Xi Jinping viaja a Rusia para atender la inauguración de los Juegos de Sochi

El presidente chino, Xi Jinping, abandonó hoy Pekín rumbo a Rusia para atender la ceremonia inaugural de los Juegos Olímpicos de Invierno de Sochi 2014 este viernes y mantener un encuentro con su homólogo ruso, Vladimir Putin.

El viaje de Xi, que, según lo previsto, durará unos dos días, es el segundo que realiza al país vecino desde que fue nombrado oficialmente presidente de China el pasado marzo.

En su viaje, Xi va acompañado del consejero de Estado chino Yang Yiechi, así como de los miembros del Comité Central del Partido Comunista, Wang Huning y Li Zhanshu, según confirma hoy la agencia oficial Xinhua.

La asistencia de Xi a la inauguración de los juegos en la ciudad rusa de Sochi es vista como una muestra de apoyo de China hacia Rusia, después de que varios mandatarios occidentales, entre ellos, el presidente estadounidense Barack Obama o Alemania, Joachim Gauck, anunciaran que no asistirán al evento deportivo.

No obstante, el líder chino sí se encontrará en la inauguración con el primer ministro japonés y turco, Shinzo Abe y Recep Tayyip Erdogan, así como con el presidente de Ucrania, Viktor Yanukovych, y el secretario general de la ONU, Ban Ki-moon, quienes han confirmado ya su asistencia.

Rusia ha sido muy criticada por la reciente aprobación de varias leyes contra la propaganda homosexual y la adopción de niños por parte de parejas del mismo sexo que, según las minorías sexuales, restringen sus derechos fundamentales.

Ante las "bajas" en la inauguración, el presidente del Comité Olímpico Internacional (COI), el alemán Thomas Bach, criticó el "boicot" de algunos líderes extranjeros a los juegos ya que defendió que "los atletas deberían contar con el respaldo de los políticos", si bien rechazó que apoyara la polémica ley.

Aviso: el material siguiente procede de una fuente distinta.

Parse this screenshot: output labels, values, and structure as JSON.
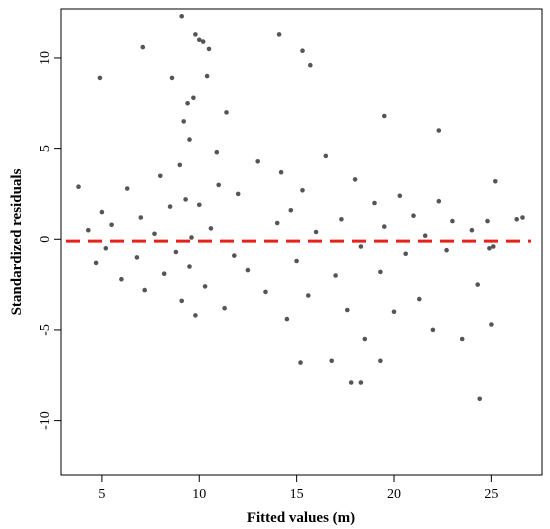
{
  "chart_data": {
    "type": "scatter",
    "title": "",
    "xlabel": "Fitted values (m)",
    "ylabel": "Standardized residuals",
    "xlim": [
      2.9,
      27.6
    ],
    "ylim": [
      -13,
      12.7
    ],
    "xticks": [
      5,
      10,
      15,
      20,
      25
    ],
    "yticks": [
      10,
      5,
      0,
      -5,
      -10
    ],
    "xtick_labels": [
      "5",
      "10",
      "15",
      "20",
      "25"
    ],
    "ytick_labels": [
      "10",
      "5",
      "0",
      "-5",
      "-10"
    ],
    "grid": false,
    "legend": "none",
    "point_color": "#555555",
    "reference_line": {
      "y": -0.1,
      "color": "#e8221b",
      "style": "dashed"
    },
    "points": {
      "x": [
        3.8,
        4.3,
        4.7,
        5.0,
        5.2,
        5.5,
        6.0,
        6.3,
        6.8,
        7.0,
        7.2,
        7.7,
        8.0,
        8.2,
        8.5,
        8.8,
        9.0,
        9.1,
        9.3,
        9.5,
        9.6,
        9.8,
        10.0,
        10.3,
        10.6,
        11.0,
        11.3,
        11.8,
        12.0,
        12.5,
        13.0,
        13.4,
        14.0,
        14.2,
        14.5,
        14.7,
        15.0,
        15.3,
        15.6,
        16.0,
        16.5,
        17.0,
        17.3,
        17.6,
        18.0,
        18.3,
        18.5,
        19.0,
        19.3,
        19.5,
        20.0,
        20.3,
        20.6,
        21.0,
        21.3,
        21.6,
        22.0,
        22.3,
        22.7,
        23.0,
        23.5,
        24.0,
        24.3,
        24.8,
        25.0,
        25.2,
        26.3,
        26.6,
        4.9,
        7.1,
        8.6,
        9.1,
        9.4,
        9.8,
        10.5,
        14.1,
        15.3,
        15.7,
        17.8,
        18.3,
        19.3,
        22.3,
        25.1,
        9.2,
        9.7,
        10.0,
        10.2,
        10.4,
        9.5,
        10.9,
        11.4,
        24.4,
        24.9,
        15.2,
        16.8,
        19.5
      ],
      "y": [
        2.9,
        0.5,
        -1.3,
        1.5,
        -0.5,
        0.8,
        -2.2,
        2.8,
        -1.0,
        1.2,
        -2.8,
        0.3,
        3.5,
        -1.9,
        1.8,
        -0.7,
        4.1,
        -3.4,
        2.2,
        -1.5,
        0.1,
        -4.2,
        1.9,
        -2.6,
        0.6,
        3.0,
        -3.8,
        -0.9,
        2.5,
        -1.7,
        4.3,
        -2.9,
        0.9,
        3.7,
        -4.4,
        1.6,
        -1.2,
        2.7,
        -3.1,
        0.4,
        4.6,
        -2.0,
        1.1,
        -3.9,
        3.3,
        -0.4,
        -5.5,
        2.0,
        -1.8,
        0.7,
        -4.0,
        2.4,
        -0.8,
        1.3,
        -3.3,
        0.2,
        -5.0,
        2.1,
        -0.6,
        1.0,
        -5.5,
        0.5,
        -2.5,
        1.0,
        -4.7,
        3.2,
        1.1,
        1.2,
        8.9,
        10.6,
        8.9,
        12.3,
        7.5,
        11.3,
        10.5,
        11.3,
        10.4,
        9.6,
        -7.9,
        -7.9,
        -6.7,
        6.0,
        -0.4,
        6.5,
        7.8,
        11.0,
        10.9,
        9.0,
        5.5,
        4.8,
        7.0,
        -8.8,
        -0.5,
        -6.8,
        -6.7,
        6.8
      ]
    }
  }
}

Bach aseguró que los Juegos de Sochi "estarán libres de discriminación", tras recibir garantías del país organizador.

Además, Putin ha dictaminado fuertes medidas de seguridad para disipar el miedo a que se repita lo ocurrido en diciembre, cuando 34 personas murieron en un atentado en Volgogrado, otra ciudad del sur de Rusia.

Hasta 37.000 efectivos de seguridad se desplazarán hasta Sochi durante los Juegos (7-23 de febrero), que, según distintos cálculos, serán los más caros de la historia, con un coste total de 50.000 millones de dólares, cifra cinco veces superior a la presupuestada inicialmente.